There are several requirements for a valid marriage in Georgia. O.C.G.A. §19-3-2. Generally, a person capable of entering into a contract may enter into the contract of marriage in this state. To contract marriage in Georgia, the requirements are as follows:
- Both parties must be of sound mind. O.C.G.A. §19-3-2(a)(1). This means that both parties must have the knowledge and understanding that they are entering into a marriage.
- Both parties must be at least 18 years of age, except that a 16 or 17 year old may get married with the proper parental consent. O.C.G.A. §19-3-2(a)(2) and O.C.G.A. §19-3-2(b). Specifically, the parents must appear in person in front of a Judge and consent to the marriage. O.C.G.A. §19-3-37(b).
- Neither party may have a living spouse of a previous undissolved marriage. O.C.G.A. §19-3-2(a)(3). This means that if one party is separated from a former spouse, but the divorce was never finalized, he/she cannot enter into another marriage until the first one is fully dissolved via a Final Divorce Decree.
- The parties must not be related to each other by blood or marriage as follows: father and daughter/stepdaughter, mother and son/stepson, brother and sister of the whole blood or half blood, grandparent and grandchild, aunt and nephew, uncle and niece. O.C.G.A. §19-3-2(a)(4) and O.C.G.A. §19-3-3.
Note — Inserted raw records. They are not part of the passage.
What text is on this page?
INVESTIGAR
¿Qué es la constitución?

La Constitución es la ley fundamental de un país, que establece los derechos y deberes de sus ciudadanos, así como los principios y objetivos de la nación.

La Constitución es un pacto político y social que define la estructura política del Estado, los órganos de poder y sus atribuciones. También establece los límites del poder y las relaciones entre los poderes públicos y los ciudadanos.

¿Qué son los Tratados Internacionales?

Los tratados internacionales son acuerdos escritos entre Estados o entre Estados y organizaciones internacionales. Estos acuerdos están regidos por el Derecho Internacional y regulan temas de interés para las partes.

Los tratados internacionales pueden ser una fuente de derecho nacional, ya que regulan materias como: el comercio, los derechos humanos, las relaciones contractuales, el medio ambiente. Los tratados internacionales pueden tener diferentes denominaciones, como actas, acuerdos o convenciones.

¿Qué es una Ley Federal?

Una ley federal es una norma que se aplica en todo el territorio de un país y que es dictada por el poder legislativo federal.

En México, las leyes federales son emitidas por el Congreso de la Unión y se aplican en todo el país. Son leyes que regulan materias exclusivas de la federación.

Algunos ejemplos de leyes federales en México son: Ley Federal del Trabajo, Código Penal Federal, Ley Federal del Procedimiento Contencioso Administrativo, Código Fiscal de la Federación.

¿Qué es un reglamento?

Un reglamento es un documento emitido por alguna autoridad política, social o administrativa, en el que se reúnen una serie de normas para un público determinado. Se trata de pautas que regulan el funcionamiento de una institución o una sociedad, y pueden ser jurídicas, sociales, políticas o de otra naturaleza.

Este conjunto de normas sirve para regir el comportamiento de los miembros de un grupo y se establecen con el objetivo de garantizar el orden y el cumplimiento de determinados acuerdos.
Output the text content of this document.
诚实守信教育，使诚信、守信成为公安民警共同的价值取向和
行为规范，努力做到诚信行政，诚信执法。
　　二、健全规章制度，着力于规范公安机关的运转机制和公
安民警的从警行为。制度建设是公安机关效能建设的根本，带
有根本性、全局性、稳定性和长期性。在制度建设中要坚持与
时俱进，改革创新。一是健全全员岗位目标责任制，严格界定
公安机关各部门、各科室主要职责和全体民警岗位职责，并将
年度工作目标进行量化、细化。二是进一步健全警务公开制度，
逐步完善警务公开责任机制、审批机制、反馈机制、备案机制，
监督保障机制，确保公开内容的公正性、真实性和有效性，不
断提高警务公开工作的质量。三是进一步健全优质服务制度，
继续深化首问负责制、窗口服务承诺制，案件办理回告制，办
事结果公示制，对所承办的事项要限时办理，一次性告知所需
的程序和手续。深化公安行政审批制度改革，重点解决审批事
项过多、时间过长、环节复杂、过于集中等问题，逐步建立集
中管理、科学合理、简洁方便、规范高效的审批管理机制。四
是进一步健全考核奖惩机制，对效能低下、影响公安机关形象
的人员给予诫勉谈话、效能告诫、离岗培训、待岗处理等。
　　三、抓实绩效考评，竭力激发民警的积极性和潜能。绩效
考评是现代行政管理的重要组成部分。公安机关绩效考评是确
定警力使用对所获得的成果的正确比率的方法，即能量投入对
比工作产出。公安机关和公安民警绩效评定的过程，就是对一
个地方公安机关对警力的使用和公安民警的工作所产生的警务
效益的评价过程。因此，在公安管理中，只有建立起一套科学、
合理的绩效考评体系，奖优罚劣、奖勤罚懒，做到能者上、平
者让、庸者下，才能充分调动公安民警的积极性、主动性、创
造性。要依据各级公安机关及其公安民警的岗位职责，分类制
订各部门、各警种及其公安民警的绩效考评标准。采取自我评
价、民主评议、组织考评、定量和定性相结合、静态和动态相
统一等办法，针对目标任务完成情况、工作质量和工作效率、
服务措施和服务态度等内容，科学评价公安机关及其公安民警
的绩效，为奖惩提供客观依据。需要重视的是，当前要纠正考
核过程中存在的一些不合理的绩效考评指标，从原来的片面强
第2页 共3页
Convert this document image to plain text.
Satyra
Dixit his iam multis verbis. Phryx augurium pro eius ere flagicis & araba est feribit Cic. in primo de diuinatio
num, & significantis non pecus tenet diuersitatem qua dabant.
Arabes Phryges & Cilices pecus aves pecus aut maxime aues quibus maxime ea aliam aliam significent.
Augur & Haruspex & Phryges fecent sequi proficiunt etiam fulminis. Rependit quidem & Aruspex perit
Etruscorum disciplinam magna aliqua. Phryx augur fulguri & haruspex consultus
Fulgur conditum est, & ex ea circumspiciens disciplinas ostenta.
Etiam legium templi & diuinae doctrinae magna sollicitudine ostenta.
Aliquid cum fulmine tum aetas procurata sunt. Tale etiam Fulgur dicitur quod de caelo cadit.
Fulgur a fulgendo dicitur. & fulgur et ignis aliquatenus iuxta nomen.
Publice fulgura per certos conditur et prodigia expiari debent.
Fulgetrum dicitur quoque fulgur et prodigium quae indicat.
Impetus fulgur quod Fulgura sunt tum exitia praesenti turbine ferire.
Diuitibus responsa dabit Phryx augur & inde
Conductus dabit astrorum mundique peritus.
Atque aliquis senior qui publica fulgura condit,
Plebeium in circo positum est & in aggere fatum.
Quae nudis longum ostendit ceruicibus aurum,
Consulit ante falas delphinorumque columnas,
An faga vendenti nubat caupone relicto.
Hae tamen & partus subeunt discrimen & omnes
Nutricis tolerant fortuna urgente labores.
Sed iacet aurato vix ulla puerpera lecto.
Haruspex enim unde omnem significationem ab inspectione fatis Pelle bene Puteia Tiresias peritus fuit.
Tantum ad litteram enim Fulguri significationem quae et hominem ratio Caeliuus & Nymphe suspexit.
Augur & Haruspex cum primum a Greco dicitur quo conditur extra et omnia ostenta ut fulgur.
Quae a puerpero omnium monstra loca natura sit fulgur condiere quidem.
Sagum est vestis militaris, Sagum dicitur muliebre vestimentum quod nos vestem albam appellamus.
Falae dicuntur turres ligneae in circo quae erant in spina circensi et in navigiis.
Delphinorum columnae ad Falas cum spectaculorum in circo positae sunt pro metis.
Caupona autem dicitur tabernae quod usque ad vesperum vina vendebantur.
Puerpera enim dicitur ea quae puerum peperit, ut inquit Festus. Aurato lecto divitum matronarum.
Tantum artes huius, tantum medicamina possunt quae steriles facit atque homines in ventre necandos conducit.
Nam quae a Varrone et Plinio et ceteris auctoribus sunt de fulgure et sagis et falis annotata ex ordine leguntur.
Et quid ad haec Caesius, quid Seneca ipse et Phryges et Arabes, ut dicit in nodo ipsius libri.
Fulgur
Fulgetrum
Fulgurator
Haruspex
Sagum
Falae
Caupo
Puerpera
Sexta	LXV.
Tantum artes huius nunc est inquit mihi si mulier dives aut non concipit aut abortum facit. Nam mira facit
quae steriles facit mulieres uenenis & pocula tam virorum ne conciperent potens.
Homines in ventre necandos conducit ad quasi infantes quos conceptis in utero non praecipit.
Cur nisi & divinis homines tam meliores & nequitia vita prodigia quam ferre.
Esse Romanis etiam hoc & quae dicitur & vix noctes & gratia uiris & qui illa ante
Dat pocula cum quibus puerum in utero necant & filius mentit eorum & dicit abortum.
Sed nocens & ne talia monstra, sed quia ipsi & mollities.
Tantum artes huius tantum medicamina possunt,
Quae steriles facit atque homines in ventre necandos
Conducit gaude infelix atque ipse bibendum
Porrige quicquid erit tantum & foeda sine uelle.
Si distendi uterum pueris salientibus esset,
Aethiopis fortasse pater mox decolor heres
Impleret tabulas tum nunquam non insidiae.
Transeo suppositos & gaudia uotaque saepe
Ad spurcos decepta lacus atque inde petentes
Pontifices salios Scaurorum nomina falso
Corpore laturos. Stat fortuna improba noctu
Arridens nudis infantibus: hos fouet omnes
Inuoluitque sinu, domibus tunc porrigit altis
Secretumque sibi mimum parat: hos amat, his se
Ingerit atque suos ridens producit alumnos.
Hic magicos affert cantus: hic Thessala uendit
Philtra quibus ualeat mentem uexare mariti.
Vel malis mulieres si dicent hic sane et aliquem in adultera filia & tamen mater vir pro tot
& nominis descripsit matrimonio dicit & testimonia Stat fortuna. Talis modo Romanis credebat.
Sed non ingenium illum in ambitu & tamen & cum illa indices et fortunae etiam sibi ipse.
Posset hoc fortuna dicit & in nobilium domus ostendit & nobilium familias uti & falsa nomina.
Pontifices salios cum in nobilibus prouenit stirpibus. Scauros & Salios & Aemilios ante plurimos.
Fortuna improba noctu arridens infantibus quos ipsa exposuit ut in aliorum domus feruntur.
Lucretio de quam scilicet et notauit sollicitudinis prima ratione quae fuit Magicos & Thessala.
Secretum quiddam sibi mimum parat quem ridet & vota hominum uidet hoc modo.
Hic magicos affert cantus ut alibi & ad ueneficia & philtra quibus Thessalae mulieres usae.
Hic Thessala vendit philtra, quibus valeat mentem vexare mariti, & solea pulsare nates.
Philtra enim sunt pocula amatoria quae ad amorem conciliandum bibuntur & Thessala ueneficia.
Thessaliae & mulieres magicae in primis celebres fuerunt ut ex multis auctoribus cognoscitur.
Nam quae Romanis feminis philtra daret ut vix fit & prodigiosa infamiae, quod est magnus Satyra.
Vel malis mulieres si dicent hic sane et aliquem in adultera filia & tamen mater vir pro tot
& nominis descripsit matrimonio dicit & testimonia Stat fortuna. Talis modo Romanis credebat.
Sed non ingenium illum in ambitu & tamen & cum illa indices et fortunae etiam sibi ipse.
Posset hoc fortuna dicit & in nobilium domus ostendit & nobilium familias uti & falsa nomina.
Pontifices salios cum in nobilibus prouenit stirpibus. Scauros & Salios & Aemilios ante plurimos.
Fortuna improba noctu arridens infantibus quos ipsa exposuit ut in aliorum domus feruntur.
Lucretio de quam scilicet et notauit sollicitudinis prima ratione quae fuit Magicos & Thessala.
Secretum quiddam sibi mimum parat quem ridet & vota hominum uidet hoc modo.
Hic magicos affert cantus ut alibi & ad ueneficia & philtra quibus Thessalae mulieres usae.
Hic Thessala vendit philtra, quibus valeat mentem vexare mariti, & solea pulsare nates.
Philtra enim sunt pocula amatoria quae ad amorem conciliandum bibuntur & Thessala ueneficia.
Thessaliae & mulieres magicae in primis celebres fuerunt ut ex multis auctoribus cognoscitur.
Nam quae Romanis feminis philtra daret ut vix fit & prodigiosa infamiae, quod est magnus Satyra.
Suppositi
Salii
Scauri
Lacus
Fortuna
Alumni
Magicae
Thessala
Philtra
Upon a challenge to a Georgia marriage, there is a presumption that the above requirements were met and that the parties had the capacity to contract marriage. This presumption will prevail unless and until it is proven that one or both of the parties to the marriage did not fulfill one of the Georgia requisites to a valid marriage. Fanning v. State, 46 Ga. App. 716 (1933).